The segment_classifier implements a 4-stage classification pipeline with progressive fallback to optimize for cost and speed:
- Rule-based heuristics — Zero LLM cost. Uses DOM structure, text density, siblings, and attributes.
- L1 exact fingerprint cache — Zero LLM cost. Exact matching on structural DOM fingerprint hashes.
- L2 fuzzy cluster cache — Zero LLM cost. TF-IDF and cosine similarity on fingerprint tokens.
- LLM batch classification — Batched fallback via LiteLLM with feature-based model routing based on segment complexity.
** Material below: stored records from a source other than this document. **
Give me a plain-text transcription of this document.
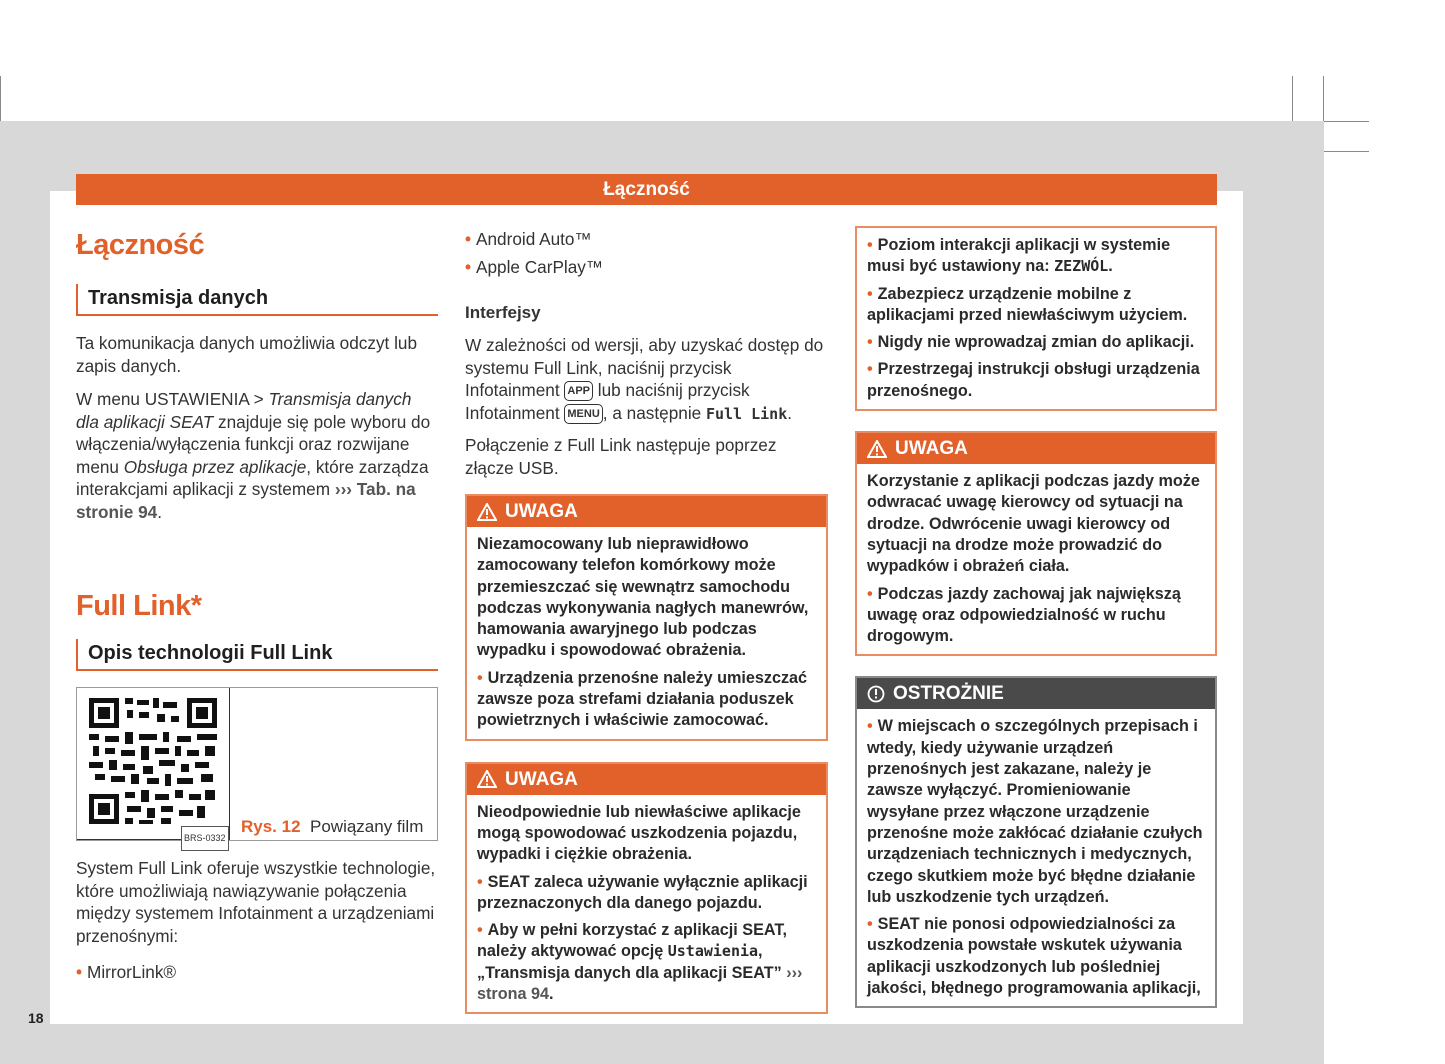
18
Łączność
Łączność
Transmisja danych

Ta komunikacja danych umożliwia odczyt lub zapis danych.

W menu USTAWIENIA > Transmisja danych dla aplikacji SEAT znajduje się pole wyboru do włączenia/wyłączenia funkcji oraz rozwijane menu Obsługa przez aplikacje, które zarządza interakcjami aplikacji z systemem ››› Tab. na stronie 94.

Full Link*
Opis technologii Full Link
BRS-0332
Rys. 12 Powiązany film

System Full Link oferuje wszystkie technologie, które umożliwiają nawiązywanie połączenia między systemem Infotainment a urządzeniami przenośnymi:

• MirrorLink®

• Android Auto™

• Apple CarPlay™

Interfejsy

W zależności od wersji, aby uzyskać dostęp do systemu Full Link, naciśnij przycisk Infotainment APP lub naciśnij przycisk Infotainment MENU , a następnie Full Link.

Połączenie z Full Link następuje poprzez złącze USB.

UWAGA

Niezamocowany lub nieprawidłowo zamocowany telefon komórkowy może przemieszczać się wewnątrz samochodu podczas wykonywania nagłych manewrów, hamowania awaryjnego lub podczas wypadku i spowodować obrażenia.

• Urządzenia przenośne należy umieszczać zawsze poza strefami działania poduszek powietrznych i właściwie zamocować.

UWAGA

Nieodpowiednie lub niewłaściwe aplikacje mogą spowodować uszkodzenia pojazdu, wypadki i ciężkie obrażenia.

• SEAT zaleca używanie wyłącznie aplikacji przeznaczonych dla danego pojazdu.

• Aby w pełni korzystać z aplikacji SEAT, należy aktywować opcję Ustawienia, „Transmisja danych dla aplikacji SEAT” ››› strona 94.

• Poziom interakcji aplikacji w systemie musi być ustawiony na: ZEZWÓL.

• Zabezpiecz urządzenie mobilne z aplikacjami przed niewłaściwym użyciem.

• Nigdy nie wprowadzaj zmian do aplikacji.

• Przestrzegaj instrukcji obsługi urządzenia przenośnego.

UWAGA

Korzystanie z aplikacji podczas jazdy może odwracać uwagę kierowcy od sytuacji na drodze. Odwrócenie uwagi kierowcy od sytuacji na drodze może prowadzić do wypadków i obrażeń ciała.

• Podczas jazdy zachowaj jak największą uwagę oraz odpowiedzialność w ruchu drogowym.

OSTROŻNIE

• W miejscach o szczególnych przepisach i wtedy, kiedy używanie urządzeń przenośnych jest zakazane, należy je zawsze wyłączyć. Promieniowanie wysyłane przez włączone urządzenie przenośne może zakłócać działanie czułych urządzeniach technicznych i medycznych, czego skutkiem może być błędne działanie lub uszkodzenie tych urządzeń.

• SEAT nie ponosi odpowiedzialności za uszkodzenia powstałe wskutek używania aplikacji uszkodzonych lub pośledniej jakości, błędnego programowania aplikacji,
You can install the package using poetry:
poetry installOr via pip (once published):
pip install segment-classifierThe library uses pydantic-settings to manage configuration via a .env file or environment variables.
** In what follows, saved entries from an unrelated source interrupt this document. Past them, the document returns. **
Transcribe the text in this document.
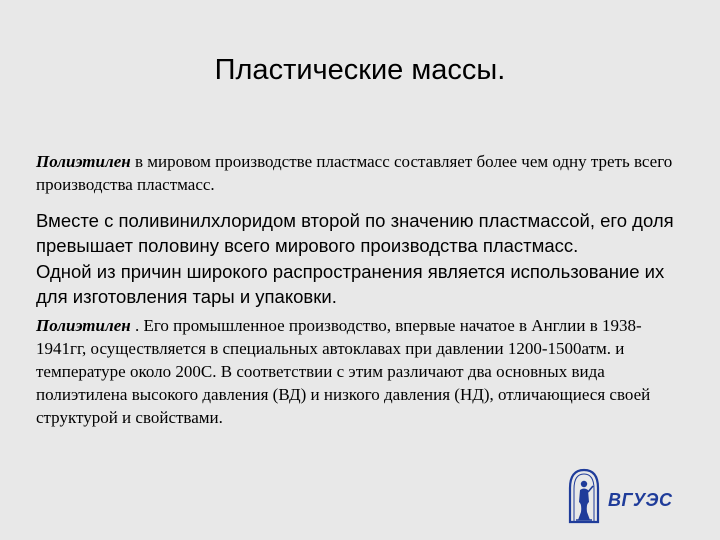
Пластические массы.

Полиэтилен в мировом производстве пластмасс составляет более чем одну треть всего производства пластмасс.

Вместе с поливинилхлоридом второй по значению пластмассой, его доля превышает половину всего мирового производства пластмасс.

Одной из причин широкого распространения является использование их для изготовления тары и упаковки.

Полиэтилен . Его промышленное производство, впервые начатое в Англии в 1938-1941гг, осуществляется в специальных автоклавах при давлении 1200-1500атм. и температуре около 200С. В соответствии с этим различают два основных вида полиэтилена высокого давления (ВД) и низкого давления (НД), отличающиеся своей структурой и свойствами.

ВГУЭС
Required environment variables:
CLASSIFIER_LITELLM_API_KEY="your-api-key"import asyncio
from segment_classifier import ClassifierPipeline
from segment_classifier.config import ClassifierSettings
from segment_classifier.models import InputSegment, SegmentPosition
async def main():
settings = ClassifierSettings()
pipeline = ClassifierPipeline(settings)
await pipeline.initialize()
segments = [
InputSegment(
segment_id="seg_001",
page_url="https://example.com/products",
page_slug="products",
raw_html="<div class='product-card'>...</div>",
text_content="Product Item",
position_hint=SegmentPosition.MIDDLE,
sibling_count=3,
)
]
result = await pipeline.run(segments)
await pipeline.shutdown()
for seg in result.classified:
print(seg.component_type)
asyncio.run(main())Caches are stored by default in .cache/l1_fingerprints.json and .cache/l2_clusters.json / .cache/l2_embeddings.npy.
Every returned ClassifiedSegment will be marked with a classification_stage indicating which of the 4 stages resolved the query.